Yes. Your therapist will meet with you independently to understand your feelings and help you sort through your options. Read more in the section of our website, Other Types of Therapy
What are the first few sessions of couples counseling like?
Your therapist will want to meet with you and your partner together for the first hour of counseling. Then, most often your therapist will want to have separate individual meetings of 45 minutes to one hour.
During these initial meetings your therapist will be focusing mostly on gathering information and coming to understand your situation — not giving out advice or suggestions. But after these initial sessions, you can expect your therapist to discuss candidly his or her observations in a straight-forward way, and he or she will suggest a concrete plan for how to make things better. The therapist will welcome your input and together you will decide how to proceed.
How long does the counseling process last?
The process will vary depending upon the needs or your situation.

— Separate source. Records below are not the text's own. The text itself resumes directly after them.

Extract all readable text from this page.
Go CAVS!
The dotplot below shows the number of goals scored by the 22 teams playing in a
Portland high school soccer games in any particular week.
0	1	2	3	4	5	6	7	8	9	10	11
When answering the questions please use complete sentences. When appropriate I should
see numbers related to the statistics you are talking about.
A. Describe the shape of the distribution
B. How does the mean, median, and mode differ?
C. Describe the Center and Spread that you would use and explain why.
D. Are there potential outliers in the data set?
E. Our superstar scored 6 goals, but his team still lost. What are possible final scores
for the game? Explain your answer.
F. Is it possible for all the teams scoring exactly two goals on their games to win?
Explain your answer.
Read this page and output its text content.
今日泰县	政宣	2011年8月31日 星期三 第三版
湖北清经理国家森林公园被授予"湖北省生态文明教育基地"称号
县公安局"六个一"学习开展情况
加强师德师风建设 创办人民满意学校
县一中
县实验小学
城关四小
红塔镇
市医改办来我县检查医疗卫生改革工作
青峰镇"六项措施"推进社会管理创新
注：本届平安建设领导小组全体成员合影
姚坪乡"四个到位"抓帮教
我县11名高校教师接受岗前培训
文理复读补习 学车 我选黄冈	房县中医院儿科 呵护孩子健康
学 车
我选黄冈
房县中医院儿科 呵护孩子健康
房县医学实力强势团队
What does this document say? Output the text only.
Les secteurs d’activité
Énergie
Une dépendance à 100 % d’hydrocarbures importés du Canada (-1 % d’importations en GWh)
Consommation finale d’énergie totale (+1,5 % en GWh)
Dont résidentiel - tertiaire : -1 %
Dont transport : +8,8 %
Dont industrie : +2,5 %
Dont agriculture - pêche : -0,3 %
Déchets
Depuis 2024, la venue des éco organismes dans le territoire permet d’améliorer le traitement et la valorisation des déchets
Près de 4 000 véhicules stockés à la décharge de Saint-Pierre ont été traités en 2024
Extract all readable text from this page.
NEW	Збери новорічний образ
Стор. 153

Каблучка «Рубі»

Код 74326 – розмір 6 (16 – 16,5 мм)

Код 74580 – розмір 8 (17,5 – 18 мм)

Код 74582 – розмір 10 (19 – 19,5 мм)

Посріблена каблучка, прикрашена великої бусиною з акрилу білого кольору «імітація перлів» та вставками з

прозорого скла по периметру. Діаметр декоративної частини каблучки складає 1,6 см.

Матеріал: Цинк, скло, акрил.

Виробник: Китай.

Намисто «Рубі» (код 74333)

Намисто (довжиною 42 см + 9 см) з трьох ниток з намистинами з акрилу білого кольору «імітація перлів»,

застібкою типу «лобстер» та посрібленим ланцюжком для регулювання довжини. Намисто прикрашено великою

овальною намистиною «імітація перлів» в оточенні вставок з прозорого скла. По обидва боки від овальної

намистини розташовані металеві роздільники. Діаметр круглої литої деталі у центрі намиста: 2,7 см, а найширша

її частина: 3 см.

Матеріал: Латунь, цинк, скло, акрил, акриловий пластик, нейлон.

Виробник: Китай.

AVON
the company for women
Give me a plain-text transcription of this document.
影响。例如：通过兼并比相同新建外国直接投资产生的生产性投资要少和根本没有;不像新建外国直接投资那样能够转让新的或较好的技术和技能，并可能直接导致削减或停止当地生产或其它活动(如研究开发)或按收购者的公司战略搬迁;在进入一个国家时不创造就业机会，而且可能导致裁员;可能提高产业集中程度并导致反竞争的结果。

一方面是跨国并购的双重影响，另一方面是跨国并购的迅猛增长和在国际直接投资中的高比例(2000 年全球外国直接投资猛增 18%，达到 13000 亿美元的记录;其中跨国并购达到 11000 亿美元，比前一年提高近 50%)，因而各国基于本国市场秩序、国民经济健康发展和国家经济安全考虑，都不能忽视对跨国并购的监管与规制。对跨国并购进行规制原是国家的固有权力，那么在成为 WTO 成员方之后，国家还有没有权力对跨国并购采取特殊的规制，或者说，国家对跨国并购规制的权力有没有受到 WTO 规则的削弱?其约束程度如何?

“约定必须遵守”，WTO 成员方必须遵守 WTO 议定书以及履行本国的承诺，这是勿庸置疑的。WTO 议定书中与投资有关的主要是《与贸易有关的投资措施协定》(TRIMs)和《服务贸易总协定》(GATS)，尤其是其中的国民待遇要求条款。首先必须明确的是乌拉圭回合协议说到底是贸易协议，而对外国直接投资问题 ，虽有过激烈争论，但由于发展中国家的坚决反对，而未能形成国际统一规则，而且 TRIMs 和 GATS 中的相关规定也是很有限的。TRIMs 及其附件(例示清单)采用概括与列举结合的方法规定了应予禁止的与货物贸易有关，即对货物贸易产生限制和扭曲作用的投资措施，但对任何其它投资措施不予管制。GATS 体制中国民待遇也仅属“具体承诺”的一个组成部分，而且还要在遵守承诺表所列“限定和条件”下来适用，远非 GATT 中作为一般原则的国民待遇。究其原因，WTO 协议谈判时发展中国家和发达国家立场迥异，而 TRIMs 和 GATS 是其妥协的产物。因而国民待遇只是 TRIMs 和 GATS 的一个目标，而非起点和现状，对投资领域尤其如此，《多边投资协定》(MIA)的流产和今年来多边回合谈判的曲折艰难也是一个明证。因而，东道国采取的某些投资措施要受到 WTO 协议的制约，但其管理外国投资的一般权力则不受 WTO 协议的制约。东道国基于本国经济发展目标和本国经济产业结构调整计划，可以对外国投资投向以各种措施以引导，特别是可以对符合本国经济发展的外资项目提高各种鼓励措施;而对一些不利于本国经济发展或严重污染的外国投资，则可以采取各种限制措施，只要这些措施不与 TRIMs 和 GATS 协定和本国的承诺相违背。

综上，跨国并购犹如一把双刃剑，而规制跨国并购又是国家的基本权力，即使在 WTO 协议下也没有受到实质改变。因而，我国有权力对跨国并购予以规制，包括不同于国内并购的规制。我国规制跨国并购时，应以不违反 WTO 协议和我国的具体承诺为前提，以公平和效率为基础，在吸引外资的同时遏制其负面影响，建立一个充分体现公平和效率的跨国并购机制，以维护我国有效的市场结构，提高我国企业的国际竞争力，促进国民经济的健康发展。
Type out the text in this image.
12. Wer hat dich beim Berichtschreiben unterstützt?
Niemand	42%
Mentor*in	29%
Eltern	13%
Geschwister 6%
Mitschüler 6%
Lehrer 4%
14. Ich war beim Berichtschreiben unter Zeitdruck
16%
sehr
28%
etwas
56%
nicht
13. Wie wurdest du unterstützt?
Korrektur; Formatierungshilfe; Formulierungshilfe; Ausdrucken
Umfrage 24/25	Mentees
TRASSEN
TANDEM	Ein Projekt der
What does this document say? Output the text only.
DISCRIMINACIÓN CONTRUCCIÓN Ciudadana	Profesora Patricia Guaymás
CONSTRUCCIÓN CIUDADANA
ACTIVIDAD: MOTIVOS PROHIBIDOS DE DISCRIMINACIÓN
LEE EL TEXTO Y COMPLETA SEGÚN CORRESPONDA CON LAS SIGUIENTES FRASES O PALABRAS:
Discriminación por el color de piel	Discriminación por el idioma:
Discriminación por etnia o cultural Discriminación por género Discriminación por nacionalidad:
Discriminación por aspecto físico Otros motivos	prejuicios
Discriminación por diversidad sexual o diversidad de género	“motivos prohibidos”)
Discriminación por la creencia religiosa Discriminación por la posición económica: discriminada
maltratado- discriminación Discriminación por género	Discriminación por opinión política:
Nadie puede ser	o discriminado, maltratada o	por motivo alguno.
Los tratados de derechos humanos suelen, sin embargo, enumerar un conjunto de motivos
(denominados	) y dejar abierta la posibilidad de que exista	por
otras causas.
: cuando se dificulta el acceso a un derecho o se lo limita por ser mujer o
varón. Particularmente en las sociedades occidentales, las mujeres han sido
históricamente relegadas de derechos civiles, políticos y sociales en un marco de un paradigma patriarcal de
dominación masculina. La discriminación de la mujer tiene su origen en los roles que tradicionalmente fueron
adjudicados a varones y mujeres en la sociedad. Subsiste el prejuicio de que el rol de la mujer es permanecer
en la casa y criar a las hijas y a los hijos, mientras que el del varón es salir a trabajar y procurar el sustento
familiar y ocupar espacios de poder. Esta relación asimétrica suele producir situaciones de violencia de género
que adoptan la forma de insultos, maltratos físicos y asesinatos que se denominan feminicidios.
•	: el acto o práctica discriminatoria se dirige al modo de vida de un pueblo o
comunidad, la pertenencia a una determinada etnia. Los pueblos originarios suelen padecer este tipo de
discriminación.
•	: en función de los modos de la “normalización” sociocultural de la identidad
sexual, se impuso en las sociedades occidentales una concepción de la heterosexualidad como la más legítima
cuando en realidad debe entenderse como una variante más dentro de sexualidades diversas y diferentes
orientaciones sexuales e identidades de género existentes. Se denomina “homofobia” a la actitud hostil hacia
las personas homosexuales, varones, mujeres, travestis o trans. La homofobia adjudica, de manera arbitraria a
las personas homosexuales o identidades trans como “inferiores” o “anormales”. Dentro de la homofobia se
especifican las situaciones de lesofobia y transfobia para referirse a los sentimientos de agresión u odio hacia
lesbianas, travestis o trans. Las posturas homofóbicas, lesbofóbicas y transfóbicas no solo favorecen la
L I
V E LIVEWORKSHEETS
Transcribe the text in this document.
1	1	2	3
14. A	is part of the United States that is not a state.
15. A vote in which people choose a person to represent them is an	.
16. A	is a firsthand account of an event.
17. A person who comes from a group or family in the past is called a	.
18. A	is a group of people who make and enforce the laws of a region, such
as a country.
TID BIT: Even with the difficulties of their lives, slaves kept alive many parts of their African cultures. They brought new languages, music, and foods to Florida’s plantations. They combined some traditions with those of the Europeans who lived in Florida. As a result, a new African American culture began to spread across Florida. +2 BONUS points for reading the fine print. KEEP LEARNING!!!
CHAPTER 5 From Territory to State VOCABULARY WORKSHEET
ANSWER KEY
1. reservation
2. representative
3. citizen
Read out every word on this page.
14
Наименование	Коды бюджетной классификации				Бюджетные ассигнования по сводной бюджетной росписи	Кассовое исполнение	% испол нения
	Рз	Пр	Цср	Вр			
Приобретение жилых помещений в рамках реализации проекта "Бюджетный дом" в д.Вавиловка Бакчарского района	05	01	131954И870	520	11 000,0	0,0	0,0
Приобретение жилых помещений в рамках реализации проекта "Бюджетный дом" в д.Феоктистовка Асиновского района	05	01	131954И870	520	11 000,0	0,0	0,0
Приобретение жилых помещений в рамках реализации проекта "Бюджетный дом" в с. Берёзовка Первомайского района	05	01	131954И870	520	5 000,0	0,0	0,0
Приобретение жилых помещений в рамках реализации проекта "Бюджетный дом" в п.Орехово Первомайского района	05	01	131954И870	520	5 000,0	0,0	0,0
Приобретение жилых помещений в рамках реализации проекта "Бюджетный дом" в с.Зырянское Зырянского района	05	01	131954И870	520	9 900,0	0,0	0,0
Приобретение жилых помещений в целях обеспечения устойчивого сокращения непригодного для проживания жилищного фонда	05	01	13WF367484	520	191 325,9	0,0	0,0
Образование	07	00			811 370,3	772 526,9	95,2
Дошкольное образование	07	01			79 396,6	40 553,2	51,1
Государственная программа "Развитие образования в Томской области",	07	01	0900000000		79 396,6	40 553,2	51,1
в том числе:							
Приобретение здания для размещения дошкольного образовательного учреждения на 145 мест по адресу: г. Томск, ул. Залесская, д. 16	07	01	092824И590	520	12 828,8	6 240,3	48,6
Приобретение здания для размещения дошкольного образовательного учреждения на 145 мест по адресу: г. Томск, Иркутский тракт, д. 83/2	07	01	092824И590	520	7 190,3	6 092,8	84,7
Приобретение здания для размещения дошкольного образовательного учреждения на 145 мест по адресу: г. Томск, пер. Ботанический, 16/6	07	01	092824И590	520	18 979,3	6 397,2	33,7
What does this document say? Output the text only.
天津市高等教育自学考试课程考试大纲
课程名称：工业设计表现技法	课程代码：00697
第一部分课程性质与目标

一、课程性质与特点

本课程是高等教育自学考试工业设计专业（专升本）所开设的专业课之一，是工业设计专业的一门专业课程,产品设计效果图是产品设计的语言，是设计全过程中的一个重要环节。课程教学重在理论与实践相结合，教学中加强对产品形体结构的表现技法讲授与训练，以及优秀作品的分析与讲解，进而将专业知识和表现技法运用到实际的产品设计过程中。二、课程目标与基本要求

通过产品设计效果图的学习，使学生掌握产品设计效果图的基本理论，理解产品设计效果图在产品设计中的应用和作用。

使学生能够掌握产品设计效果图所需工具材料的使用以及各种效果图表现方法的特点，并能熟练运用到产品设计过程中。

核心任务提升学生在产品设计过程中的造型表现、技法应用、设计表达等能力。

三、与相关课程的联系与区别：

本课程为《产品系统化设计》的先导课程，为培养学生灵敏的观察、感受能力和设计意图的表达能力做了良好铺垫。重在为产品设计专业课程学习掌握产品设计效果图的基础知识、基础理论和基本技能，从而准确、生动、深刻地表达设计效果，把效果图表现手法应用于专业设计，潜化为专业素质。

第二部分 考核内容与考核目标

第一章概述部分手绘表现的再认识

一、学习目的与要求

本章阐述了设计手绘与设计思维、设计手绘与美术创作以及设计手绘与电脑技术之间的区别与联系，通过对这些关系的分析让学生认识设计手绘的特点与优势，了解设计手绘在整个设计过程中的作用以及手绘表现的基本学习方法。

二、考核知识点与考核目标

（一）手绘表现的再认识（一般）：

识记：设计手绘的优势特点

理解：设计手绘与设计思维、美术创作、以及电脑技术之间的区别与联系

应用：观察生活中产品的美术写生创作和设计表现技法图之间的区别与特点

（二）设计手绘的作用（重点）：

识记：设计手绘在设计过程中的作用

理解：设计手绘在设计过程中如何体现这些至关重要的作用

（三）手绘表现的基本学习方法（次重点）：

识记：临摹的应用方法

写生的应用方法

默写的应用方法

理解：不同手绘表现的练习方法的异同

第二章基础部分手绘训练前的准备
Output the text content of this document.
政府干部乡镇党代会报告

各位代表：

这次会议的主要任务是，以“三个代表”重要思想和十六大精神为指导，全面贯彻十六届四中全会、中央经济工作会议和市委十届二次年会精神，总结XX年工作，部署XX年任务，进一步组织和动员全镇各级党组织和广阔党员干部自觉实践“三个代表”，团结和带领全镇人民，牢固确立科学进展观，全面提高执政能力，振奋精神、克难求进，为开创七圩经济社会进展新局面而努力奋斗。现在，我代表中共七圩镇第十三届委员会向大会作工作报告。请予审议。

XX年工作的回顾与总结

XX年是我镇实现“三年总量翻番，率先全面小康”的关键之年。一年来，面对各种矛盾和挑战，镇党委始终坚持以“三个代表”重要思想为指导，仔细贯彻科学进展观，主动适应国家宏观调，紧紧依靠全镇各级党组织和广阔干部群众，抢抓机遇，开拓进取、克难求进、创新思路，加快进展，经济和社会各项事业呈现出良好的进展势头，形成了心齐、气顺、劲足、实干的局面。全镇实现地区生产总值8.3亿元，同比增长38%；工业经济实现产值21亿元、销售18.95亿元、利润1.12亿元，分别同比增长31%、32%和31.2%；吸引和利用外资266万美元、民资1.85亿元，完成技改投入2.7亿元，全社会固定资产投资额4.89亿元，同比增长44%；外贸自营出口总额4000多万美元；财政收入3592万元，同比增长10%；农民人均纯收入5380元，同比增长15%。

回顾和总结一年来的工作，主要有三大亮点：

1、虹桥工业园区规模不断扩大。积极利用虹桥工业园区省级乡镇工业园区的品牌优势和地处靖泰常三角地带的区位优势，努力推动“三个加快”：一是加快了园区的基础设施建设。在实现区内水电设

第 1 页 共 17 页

Couples typically engage in regular counseling sessions for 3-6 months, but some come for just a few sessions while others feel that they continue to benefit from more than 6 months.
If you’re not seeing hopeful signs within three months, the process probably isn’t working, and you should consider other options. The decision on whether to continue or not at any point is entirely yours and your therapist will encourage you to stop whenever you feel ready.
When is couples counseling not the best choice?
If there is ongoing physical aggression in your relationship, couples counseling is usually not the best choice until internal changes take place in a person that enable the aggressive acts to be controlled. However, sometimes going through the initial assessment sessions will help motivate an aggressive partner to get individual treatment. Couples therapy may also be of limited or no value if one or the other partner is engaged in an ongoing secret affair or is making covert significant financial decisions without the other partner’s knowledge.
Do you have a 'pro marriage' (or 'pro stay-in-your-relationship-no-matter-what') orientation at the Couples Clinic?
Scientific evidence suggests that people function best when they sustain satisfying, committed relationships over time. Correspondingly, we encourage people to make every reasonable effort to repair their relationships before moving on. However, not all relationships can be repaired and sometimes separating is the best choice. While your therapist may encourage you to carefully consider all of the angles, ultimately we believe that each person must make decisions that he or she believes to be best.